Why Should You Use an Employee Write up Form:
Write up forms are essential for recording work issues. If disciplinary action must be taken, including termination, a record is essential and may help companies avoid wrongful discharge accusations. Write up forms also make warnings clear to employees, and give them a path to fixing issues.
Used properly, an employee write up template can help you avoid having to take disciplinary measures and reduce turnover by helping employees get on track. It is now standard practice to complete an employee warning notice when infractions have occurred.
Common Reasons to Write up an Employee:
- Unauthorized early leaving.
- Company policy violation.
- Substandard work.
- Violation of safety rules.
- Inappropriate behavior toward customers or clients.
You can use our employee write up form as is, or you can treat it like a written warning template and customize it to make one that fits your business needs.
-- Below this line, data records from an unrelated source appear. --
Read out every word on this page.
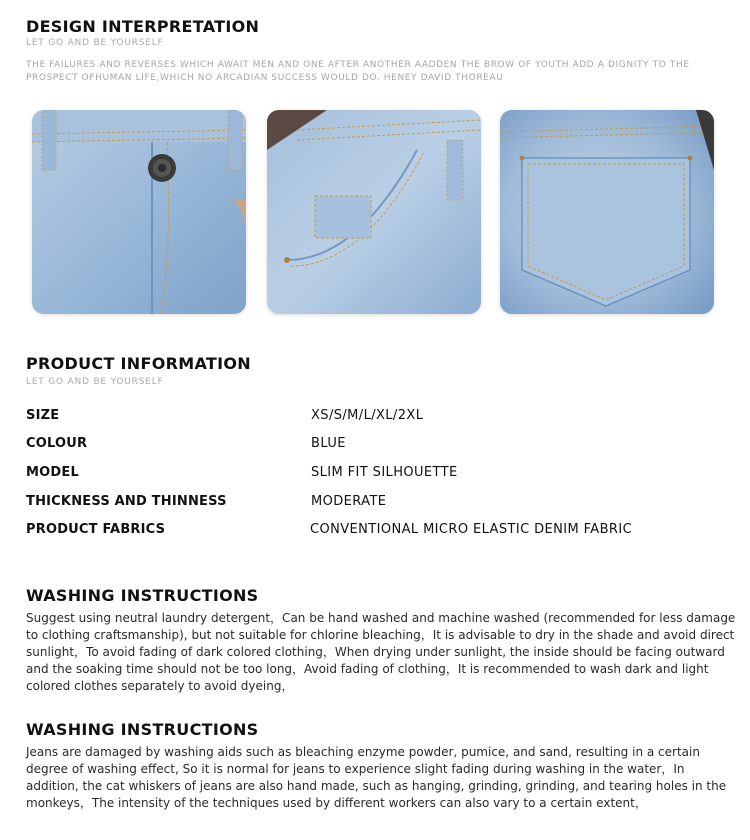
DESIGN INTERPRETATION
LET GO AND BE YOURSELF
THE FAILURES AND REVERSES WHICH AWAIT MEN AND ONE AFTER ANOTHER AADDEN THE BROW OF YOUTH ADD A DIGNITY TO THE PROSPECT OFHUMAN LIFE,WHICH NO ARCADIAN SUCCESS WOULD DO. HENEY DAVID THOREAU
PRODUCT INFORMATION
LET GO AND BE YOURSELF
SIZE	XS/S/M/L/XL/2XL
COLOUR	BLUE
MODEL	SLIM FIT SILHOUETTE
THICKNESS AND THINNESS	MODERATE
PRODUCT FABRICS	CONVENTIONAL MICRO ELASTIC DENIM FABRIC
WASHING INSTRUCTIONS
Suggest using neutral laundry detergent，Can be hand washed and machine washed (recommended for less damage to clothing craftsmanship), but not suitable for chlorine bleaching，It is advisable to dry in the shade and avoid direct sunlight，To avoid fading of dark colored clothing，When drying under sunlight, the inside should be facing outward and the soaking time should not be too long，Avoid fading of clothing，It is recommended to wash dark and light colored clothes separately to avoid dyeing，
WASHING INSTRUCTIONS
Jeans are damaged by washing aids such as bleaching enzyme powder, pumice, and sand, resulting in a certain degree of washing effect, So it is normal for jeans to experience slight fading during washing in the water，In addition, the cat whiskers of jeans are also hand made, such as hanging, grinding, grinding, and tearing holes in the monkeys，The intensity of the techniques used by different workers can also vary to a certain extent，
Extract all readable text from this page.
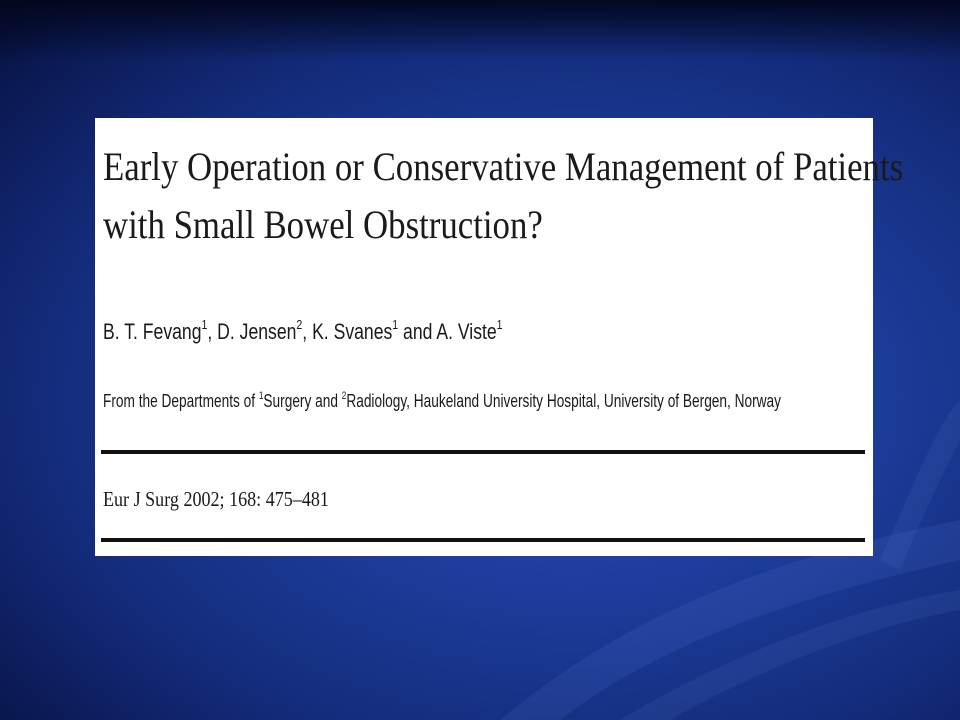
Early Operation or Conservative Management of Patients
with Small Bowel Obstruction?

B. T. Fevang$^1$, D. Jensen$^2$, K. Svanes$^1$ and A. Viste$^1$

From the Departments of $^1$Surgery and $^2$Radiology, Haukeland University Hospital, University of Bergen, Norway

Eur J Surg 2002; 168: 475–481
We've got all the basic info you'll want to include in your own form listed below. Create a proper filing system for your disciplinary action forms so that they are easily accessible to all managers.
What Should a Write up Form Contain?
- Employee name, position, and ID number.
- Type of warning.
- Offense committed.
- Description of the incident.
- Improvement plan.
- Consequences of repeat offense.
- Area for manager and employee to sign and date.
When filling out an employee write up form, stick to objective facts. Just describe the events that occurred. For example, rather than saying that an employee was "being disrespectful," detail the language or actions they took that were disrespectful.
That should be everything you need to create and start using a credible and defensible written warning form.